Hi,:welcome::wave::wave:


----------



## Fazerloz (Jun 29, 2015)

Welcome. I guess you must speak very good English as we had Alsatians and all they understood was English. :fun: :cheers:


----------



## Deleted member 21686 (Jun 29, 2015)

Welcome to the forum.


----------



## fairytooth (Jun 29, 2015)

:welcome::have fun:


----------



## phillybarbour (Jun 29, 2015)

Hi and welcome along to the site hope u enjoy the UK.


----------



## David & Ann (Jun 29, 2015)

verena said:


> Just to introduce myself, my name is Verena and I am from Hamburg, I have travelled throughout Europe and now travel in England, Wales, Scotland and possibly Ireland if the ferry is not too expensive! I travel in a T4 VW with my Alsatian 'Laska'.
> 
> I have a question please, what does CR, CU, LR, OU mean ?
> 
> ...



Hi Verena
I am also from HH, aus Norderstedt. Welcome to this really nice English site. The folks here are very helpful and full of fun. Any problems, whatever they may be, someone will come along and advise you. Enjoy your stay.


----------



## Donsider (Jul 5, 2015)

*Bonnie Scotland*

Be sure to visit the Highlands of Scotland many places to overnight for free and you will be made very welcome.


----------



## Sky (Jul 5, 2015)

*Welcome*

:have fun::camper:


----------



## Deleted member 21686 (Jul 5, 2015)

I visted Hamburg when my daughter played hockey for Wales in a tournament there.
Very busy place and I was sure glad to get out of those tunnels under the river.
Had a great time there though.


----------



## Tbear (Jul 5, 2015)

I spent a short while living in Rinteln and Munster. I do hope the Brits look after you as the Germans looked after us

Welcome to the site.

Richard


----------



## verena (Jul 13, 2015)

*Thanks for all answers*

I've been now 2 weeks in England, 1 week in Wales. It was a beautiful time!!! The Brits are very friendly! Tonight I'll take a ferry to Ireland. Hope the weather will be better next days.
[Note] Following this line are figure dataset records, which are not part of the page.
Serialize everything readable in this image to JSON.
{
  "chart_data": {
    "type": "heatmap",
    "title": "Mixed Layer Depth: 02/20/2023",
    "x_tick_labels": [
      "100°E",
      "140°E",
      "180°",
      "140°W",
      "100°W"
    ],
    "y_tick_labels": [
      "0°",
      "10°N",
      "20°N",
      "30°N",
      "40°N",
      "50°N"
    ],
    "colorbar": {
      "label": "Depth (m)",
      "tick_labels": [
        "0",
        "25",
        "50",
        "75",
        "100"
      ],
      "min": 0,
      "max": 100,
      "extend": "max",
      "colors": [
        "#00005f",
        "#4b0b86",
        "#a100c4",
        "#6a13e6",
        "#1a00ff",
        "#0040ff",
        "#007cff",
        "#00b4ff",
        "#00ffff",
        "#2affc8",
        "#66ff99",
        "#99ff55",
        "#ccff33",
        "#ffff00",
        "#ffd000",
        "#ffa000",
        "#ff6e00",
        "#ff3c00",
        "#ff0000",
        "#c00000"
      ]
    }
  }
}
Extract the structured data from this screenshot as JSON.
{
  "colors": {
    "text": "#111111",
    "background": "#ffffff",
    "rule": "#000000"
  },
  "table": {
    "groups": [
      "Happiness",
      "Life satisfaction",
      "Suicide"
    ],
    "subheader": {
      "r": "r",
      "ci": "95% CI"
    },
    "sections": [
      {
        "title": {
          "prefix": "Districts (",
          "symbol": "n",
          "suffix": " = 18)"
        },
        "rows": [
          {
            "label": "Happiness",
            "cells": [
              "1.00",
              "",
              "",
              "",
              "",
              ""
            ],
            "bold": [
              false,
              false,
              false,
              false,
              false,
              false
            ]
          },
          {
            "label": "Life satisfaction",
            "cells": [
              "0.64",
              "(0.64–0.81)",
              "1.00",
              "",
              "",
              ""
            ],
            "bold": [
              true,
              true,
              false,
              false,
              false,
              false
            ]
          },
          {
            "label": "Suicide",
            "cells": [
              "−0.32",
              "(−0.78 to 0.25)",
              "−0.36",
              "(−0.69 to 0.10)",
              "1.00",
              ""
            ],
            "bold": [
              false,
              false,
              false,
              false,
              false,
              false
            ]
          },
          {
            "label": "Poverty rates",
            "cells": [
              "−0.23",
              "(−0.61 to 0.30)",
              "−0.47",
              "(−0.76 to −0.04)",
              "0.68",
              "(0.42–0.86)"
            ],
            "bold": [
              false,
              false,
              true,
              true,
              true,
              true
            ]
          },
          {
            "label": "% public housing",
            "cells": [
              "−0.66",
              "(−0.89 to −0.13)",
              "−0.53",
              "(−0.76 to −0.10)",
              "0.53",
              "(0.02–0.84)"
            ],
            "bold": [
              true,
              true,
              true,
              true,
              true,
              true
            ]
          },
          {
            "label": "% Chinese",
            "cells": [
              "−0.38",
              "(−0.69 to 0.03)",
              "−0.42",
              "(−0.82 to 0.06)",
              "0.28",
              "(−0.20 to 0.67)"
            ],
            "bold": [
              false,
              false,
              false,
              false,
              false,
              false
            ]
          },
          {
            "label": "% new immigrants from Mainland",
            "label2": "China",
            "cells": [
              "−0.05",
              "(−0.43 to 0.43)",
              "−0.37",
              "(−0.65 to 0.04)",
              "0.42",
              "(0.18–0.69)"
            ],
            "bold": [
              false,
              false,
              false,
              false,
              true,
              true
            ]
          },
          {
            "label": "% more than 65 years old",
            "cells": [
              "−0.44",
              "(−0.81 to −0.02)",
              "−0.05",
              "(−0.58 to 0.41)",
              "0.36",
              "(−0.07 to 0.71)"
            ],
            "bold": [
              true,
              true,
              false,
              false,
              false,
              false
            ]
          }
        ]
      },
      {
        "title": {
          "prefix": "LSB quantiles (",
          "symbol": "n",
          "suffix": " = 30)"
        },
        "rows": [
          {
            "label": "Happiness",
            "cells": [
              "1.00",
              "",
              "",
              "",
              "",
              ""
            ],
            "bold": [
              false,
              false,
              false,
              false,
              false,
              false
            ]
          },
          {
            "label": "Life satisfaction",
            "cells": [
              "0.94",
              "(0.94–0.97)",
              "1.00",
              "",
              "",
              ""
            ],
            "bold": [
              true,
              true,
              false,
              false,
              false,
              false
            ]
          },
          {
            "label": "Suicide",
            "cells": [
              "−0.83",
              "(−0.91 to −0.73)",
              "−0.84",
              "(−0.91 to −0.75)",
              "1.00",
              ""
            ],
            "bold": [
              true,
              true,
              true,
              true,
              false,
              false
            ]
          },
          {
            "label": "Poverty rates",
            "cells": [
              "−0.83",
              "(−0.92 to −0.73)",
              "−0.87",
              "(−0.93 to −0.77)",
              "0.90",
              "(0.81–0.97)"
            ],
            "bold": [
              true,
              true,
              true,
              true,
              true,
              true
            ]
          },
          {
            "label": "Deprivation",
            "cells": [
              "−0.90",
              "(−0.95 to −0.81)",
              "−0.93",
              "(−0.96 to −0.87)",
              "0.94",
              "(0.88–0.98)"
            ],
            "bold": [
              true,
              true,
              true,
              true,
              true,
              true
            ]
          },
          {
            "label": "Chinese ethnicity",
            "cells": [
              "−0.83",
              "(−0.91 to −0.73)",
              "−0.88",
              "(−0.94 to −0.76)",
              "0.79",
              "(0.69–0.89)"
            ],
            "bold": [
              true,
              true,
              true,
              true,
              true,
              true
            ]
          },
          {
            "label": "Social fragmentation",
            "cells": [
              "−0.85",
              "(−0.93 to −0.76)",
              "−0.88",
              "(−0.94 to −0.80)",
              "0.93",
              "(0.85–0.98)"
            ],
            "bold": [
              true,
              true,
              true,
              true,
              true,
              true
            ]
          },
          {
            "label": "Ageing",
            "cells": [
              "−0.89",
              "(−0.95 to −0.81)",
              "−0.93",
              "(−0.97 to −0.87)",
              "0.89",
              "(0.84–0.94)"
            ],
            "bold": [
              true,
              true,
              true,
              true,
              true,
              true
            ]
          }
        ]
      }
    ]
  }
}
Just one bad thing I have to tell: Some guys attacked me near Minehead. They tried to overturn my car at midnight. I've been really afraid, fortunately I have the dog with me!!!!!!! Could be 3 reasons: 1. they wanted to have a party, did not want to share the place. 2. They don't like football team I'm supporting. 3. They don't like people to camp there. Hope no 3 is not the right one. Next time I try not to stay alone, will be difficult. :sad:


----------



## Beemer (Jul 13, 2015)

verena said:


> I've been now 2 weeks in England, 1 week in Wales. It was a beautiful time!!! The Brits are very friendly! Tonight I'll take a ferry to Ireland. Hope the weather will be better next days. Just one bad thing I have to tell: Some guys attacked me near Minehead. They tried to overturn my car at midnight. I've been really afraid, fortunately I have the dog with me!!!!!!! Could be 3 reasons: 1. they wanted to have a party, did not want to share the place. 2. They don't like football team I'm supporting. 3. They don't like people to camp there. Hope no 3 is not the right one. Next time I try not to stay alone, will be difficult. :sad:



That is really awful! :scared:
I hope this has not put you off UK.  There are idiots all over the world, we just have to try to tolerate and/or avoid them all.
Do you support a German team then?  My (German) grandson supports Bayern, but don't follow the game myself.


----------



## verena (Jul 13, 2015)

*Football*



Beemer said:


> That is really awful! :scared:
> I hope this has not put you off UK.  There are idiots all over the world, we just have to try to tolerate and/or avoid them all.
> Do you support a German team then?  My (German) grandson supports Bayern, but don't follow the game myself.



Just some weeks Ireland, than I will be back in UK!! My team is FC St. Pauli (2.Liga Germany). But I also support Crystal Palace. Hope to see a match if Premier League starts in August!


----------